I want to clarify on something because you mentioned a statement that I feel like oftentimes I have to sit down with my patients and define it a little bit better. It's about addiction, the concept of addiction versus dependence. Folks are like, oh, I don't want to be dependent on stuff. So same scenario, diabetes, high blood pressure, stroke, etc., is that if your pressure is not controlled without the medicine, if your sugar is not controlled without the medicine, then yes, you're gonna have a little dependence. You, you, your health is dependent on the medicine that you're being prescribed. That is not a bad thing. It's buying you time to get to the lifestyle that you want to have without the interventions. Addiction is when you fall apart if you don't have it, and that is the pathology. Addiction is a disease because without when it is present, your life is not functional. And that's how I take a time to define it so I can say, is your body dependent on opioids? Yes. Is your body dependent on benzodiazepines? Yes. Addiction is when your life is falling apart because of this. Um I try to say that because I feel like redefining these words gives the patients power with how they're talking about it.

SPEAKER_03:

Any last words you wanted to share with our listeners?

SPEAKER_00:

I really appreciate you doing what you're doing, Casey. Thank you for having me on the show and giving me the opportunity to share some of the words I tell my patients, and I've seen like light bulbs go off on top of the head. So I'm like, maybe if I'm seeing this consistently, maybe it's something that needs to be out there and more people need to be talking about it this way. So I'm really honored that you're gonna take some of my thoughts and share. I'm gonna take some of your ideas as well. That's the that's how knowledge is we share with each other.

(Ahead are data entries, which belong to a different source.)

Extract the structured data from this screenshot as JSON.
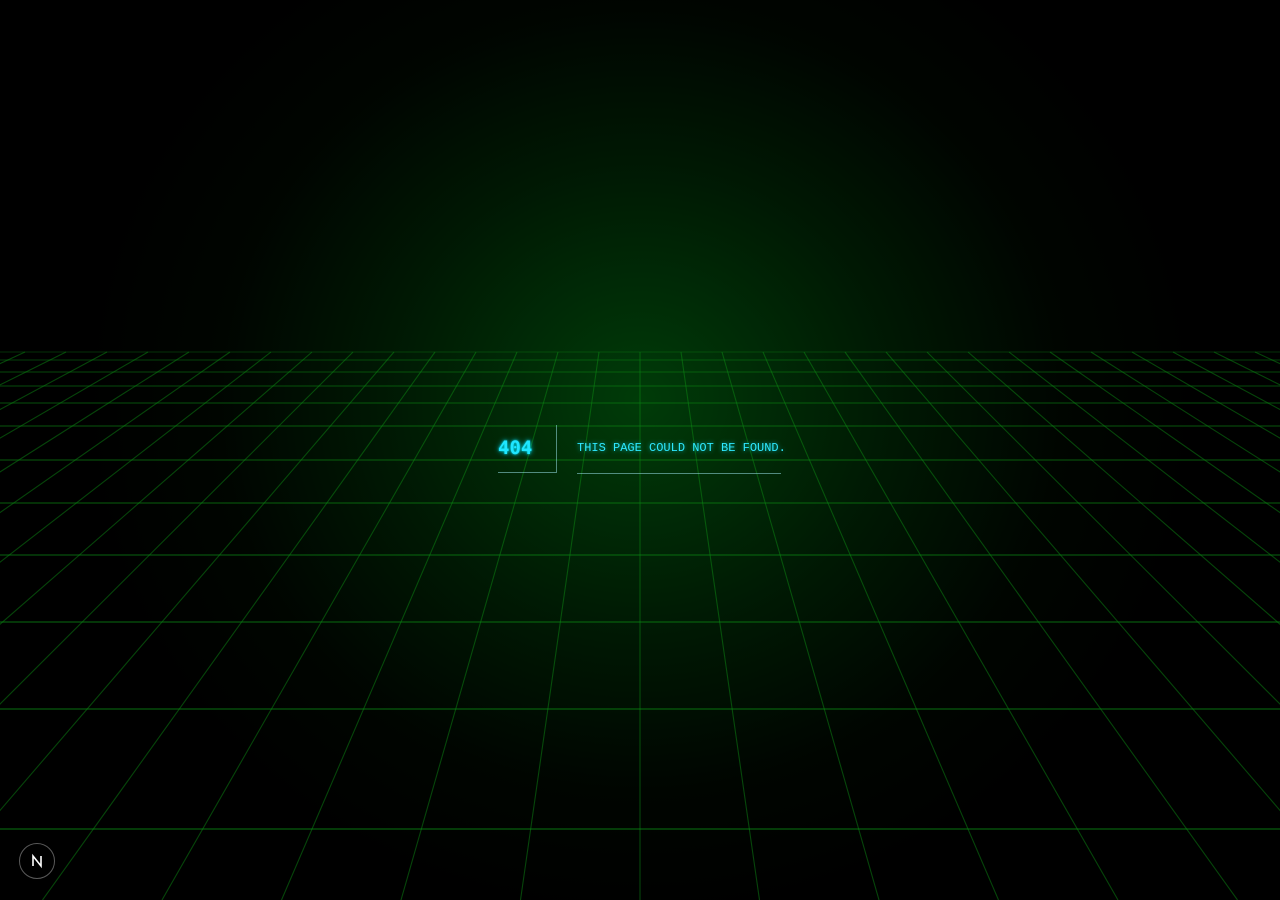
{
  "error": {
    "code": "404",
    "message": "This page could not be found."
  },
  "dev_indicator": {
    "icon": "nextjs-logo-icon",
    "letter": "N"
  },
  "colors": {
    "background": "#000000",
    "grid": "#0b8a14",
    "accent": "#1fe6ff"
  }
}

As for the patients, it I think the people who are recovering and going through this are some of the most amazing and strongest humans I've ever met because it's easy to climb the Himalayas, but it's hard to climb the the hole that we find ourselves in, even though we don't want to be in it. Sometimes others put us in there. So yeah. Here's the fun thing I like to say. Remember, you're a greatness in progress.

SPEAKER_03:

I love that. You are you are a greatness in progress. Gotta say, this has been great. Thank you so much for speaking with me.

SPEAKER_00:

Thank you for having me.

SPEAKER_03:

Before we wrap up, a huge thank you to the Montage Health Foundation for backing my mission to create fun, engaging education on addiction. And a shout out to the nonprofit Central Coast Overdose Prevention for teaming up with me on this podcast. Our partnership helps me get the word out about how to treat addiction and prevent overdoses. To those healthcare providers out there treating patients with addiction, you're doing life-saving work, and thank you for what you do. For everyone else tuning in, thank you for taking the time to learn about addiction. It's a fight we cannot win without awareness and action. There's still so much we can do to improve how addiction is treated. Together, we can make it happen. Thanks for listening. And remember, treating addiction saves lives.